Elena Sbordoni
10 Giugno 2024
Jón Kalman Stefánsson è una delle voci più originali e interessanti della letteratura nordica. Una conversazione su scrittura, musica, natura, piccoli borghi, sentimenti e passioni, in occasione dell’uscita del suo ultimo libro, "Il mio sottomarino giallo" (Iperborea).
Quando a 17 anni fantastico di intraprendere un viaggio in Islanda con uno dei miei più cari amici, il suo rifiuto è netto: “No, la prima volta dobbiamo essere solo io e Stefánsson”. Stefánsson è Jón Kalman Stefánsson, scrittore. Il mio amico, senza soldi e con la romantica e irragionevole determinazione dell’adolescenza, sognava di raggiungere l’Islanda via nave, con nient’altro che una mappa, un impermeabile giallo e una valigia piena di suoi libri. Una volta lì, avrebbe rincorso tra le brughiere i personaggi di storie che, ai suoi occhi di abitante di una cittadina del Nord Italia, erano così misteriose ed esotiche.
Jón Kalman Stefánsson nasce a Reykjavík nel 1963. Dopo la scuola superiore lavora nell’acquacoltura del merluzzo, in un macello di pecore, come muratore e agente di polizia aeroportuale. Si appassiona alla fisica e all’astronomia e infine alla letteratura: la studia all’Università d’Islanda, senza conseguire la laurea. Inizia con la poesia, poi si orienta verso la narrativa, volgendo la ricchezza evocativa e immaginifica della scrittura in versi alla prosa, che gli permette di affermarsi come uno dei più amati scrittori nordici contemporanei.

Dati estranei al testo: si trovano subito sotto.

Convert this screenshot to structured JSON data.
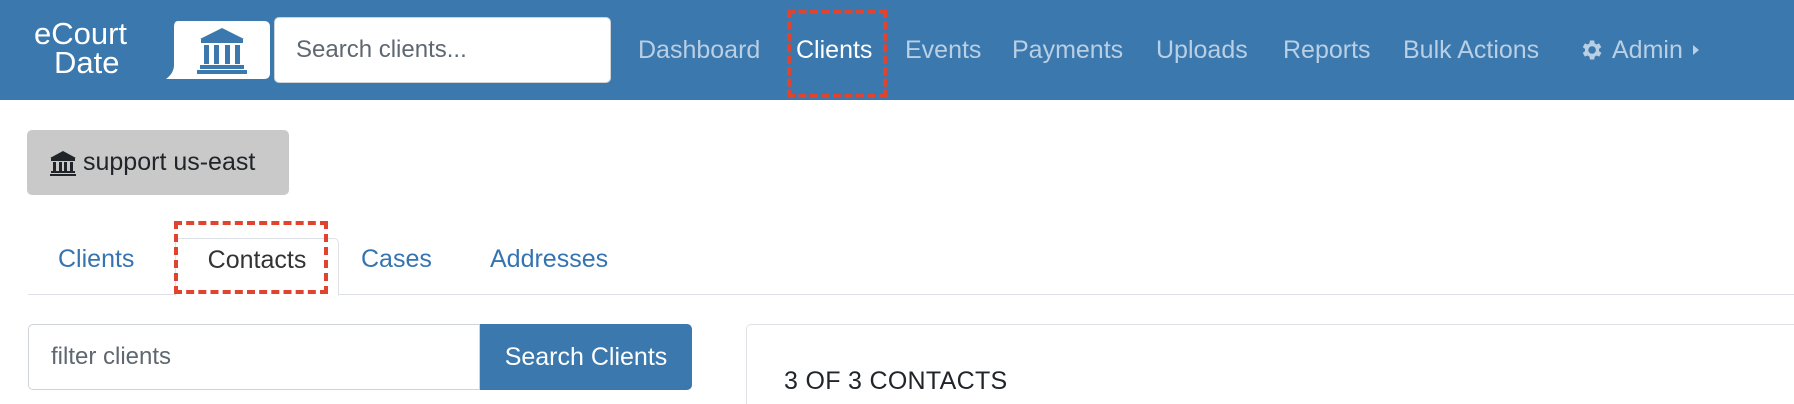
{
  "brand": {
    "line1": "eCourt",
    "line2": "Date",
    "icon": "courthouse-speech-bubble-icon"
  },
  "search": {
    "placeholder": "Search clients..."
  },
  "nav": {
    "dashboard": "Dashboard",
    "clients": "Clients",
    "events": "Events",
    "payments": "Payments",
    "uploads": "Uploads",
    "reports": "Reports",
    "bulk_actions": "Bulk Actions",
    "admin": "Admin",
    "admin_icon": "gear-icon",
    "admin_caret": "caret-right-icon"
  },
  "org": {
    "label": "support us-east",
    "icon": "courthouse-icon"
  },
  "tabs": {
    "clients": "Clients",
    "contacts": "Contacts",
    "cases": "Cases",
    "addresses": "Addresses"
  },
  "filter": {
    "placeholder": "filter clients",
    "button": "Search Clients"
  },
  "results": {
    "count_label": "3 OF 3 CONTACTS"
  },
  "colors": {
    "navbar": "#3a78ae",
    "link": "#3574b0",
    "highlight": "#e0442e",
    "org_button": "#c9c9c9"
  }
}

La sua opera, che in Italia consta di dieci romanzi e due raccolte di poesie, tutte pubblicate da Iperborea e tutte tradotte da Silvia Cosimini, si può suddividere in due fasi: una più sognante e intrisa di fiducia in cui vengono collocati Crepitio di stelle e Luce d’estate ed è subito notte, seguita da una più cupa e malinconica che raccoglie La trilogia del ragazzo (Paradiso e inferno, La tristezza degli angeli, Il cuore dell’uomo), I pesci non hanno le gambe, Grande come l’universo e La tua assenza è tenebra. Stefánsson però non ama definire la propria scrittura, i propri personaggi o luoghi. Silvia Cosimini in un approfondimento su «TuttoLibri – La Stampa» scrive:
“I suoi sono romanzi pieni di vita, di vite normali, meschine e straordinarie. Spesso ritagliate in momenti e poi ingarbugliate in flashback e fast forward”.
Incontro Stefánsson in una calda giornata primaverile in occasione della pubblicazione del suo ultimo libro, Il mio sottomarino giallo. È il primo romanzo di aperta ispirazione autobiografica, che scruta la vita di uno scrittore islandese a partire dal momento più traumatico della sua infanzia: la morte della madre.

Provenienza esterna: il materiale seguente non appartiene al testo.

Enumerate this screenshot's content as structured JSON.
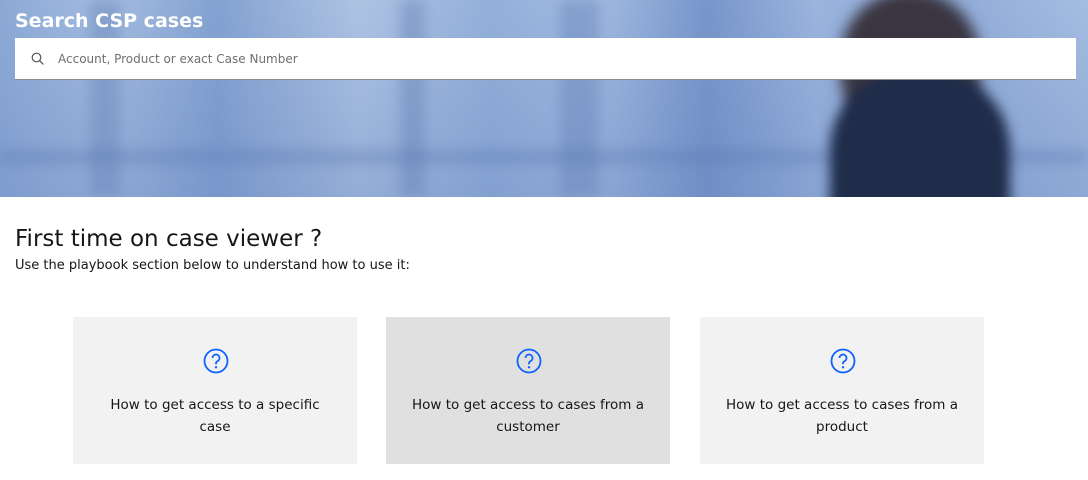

Stefánsson si presenta nella lounge dell’NH Lingotto con un completo di lino color panna e una maglia a righe bianche e blu. Mi fa sapere che la differenza di temperatura tra Torino e Reykjavík è di 20 gradi e mi domanda se sia mai stata in Islanda. Ci sono stata, sì, da sola.
Il mio sottomarino giallo è “arrivato” mentre stavi scrivendo già un altro libro… in che modo questa storia ha preso il sopravvento sull’altra?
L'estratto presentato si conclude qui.